The jurist cautioned against an overly broad application of the decision, saying:
“To be clear, we do not hold that the exterior areas of all privately owned amusement parks or similar privately owned venues are public fora for free expression under California law. Each case is of course unique, and each turns on its particular facts. We merely hold on the undisputed facts here that Park Management may not ban expressive activity in the non-ticketed, exterior areas of Six Flags Discovery Kingdom.”
In a portion of the opinion not certified for publication, the appeals court rejected the contention by Cuviello, who represented himself on appeal, that his demonstrating at Discovery Kingdom from four to six times a year for several years created a prescriptive easement. Stewart pointed out that a prescriptive easement requires a showing of “continuous” use but which, she said, has been interpreted to mean other than a constant use, but only a use as “needed.”
She provided this discussion:
“[W]e are not persuaded that six times a year is sufficient as a matter of law without some explanation for the frequency of the demonstrations. Indeed, given the size of this park and the sheer number of people it attracts, who is to say that 100 times a year would be enough to effectively convey Cuviello’s message? Conversely, what about once a year?

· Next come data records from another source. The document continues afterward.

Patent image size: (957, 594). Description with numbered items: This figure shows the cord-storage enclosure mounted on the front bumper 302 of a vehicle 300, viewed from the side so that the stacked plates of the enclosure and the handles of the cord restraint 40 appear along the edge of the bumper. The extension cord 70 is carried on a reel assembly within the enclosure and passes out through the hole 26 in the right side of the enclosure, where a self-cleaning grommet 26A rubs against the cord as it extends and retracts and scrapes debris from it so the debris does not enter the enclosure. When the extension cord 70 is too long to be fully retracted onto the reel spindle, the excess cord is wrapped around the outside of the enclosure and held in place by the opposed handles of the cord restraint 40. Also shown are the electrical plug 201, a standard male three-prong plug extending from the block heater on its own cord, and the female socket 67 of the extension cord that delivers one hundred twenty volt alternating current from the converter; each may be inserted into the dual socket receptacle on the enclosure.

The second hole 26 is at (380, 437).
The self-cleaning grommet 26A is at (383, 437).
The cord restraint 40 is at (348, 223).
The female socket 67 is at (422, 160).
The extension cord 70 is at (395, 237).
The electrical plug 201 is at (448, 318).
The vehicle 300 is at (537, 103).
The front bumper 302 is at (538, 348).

Without any evidence illuminating the reasons Cuviello chose to protest there as infrequently as he did in order to advance his message (and not more frequently), we cannot say he satisfied the continuous use requirement as a matter of law. Accordingly, he has failed to demonstrate that he was entitled to a judgment in his favor that he acquired a prescriptive right to protest there on the basis of the undisputed facts presented in the trial court.”
The case is Park Management Corp. v. Cuviello, 2019 S.O.S. 2923.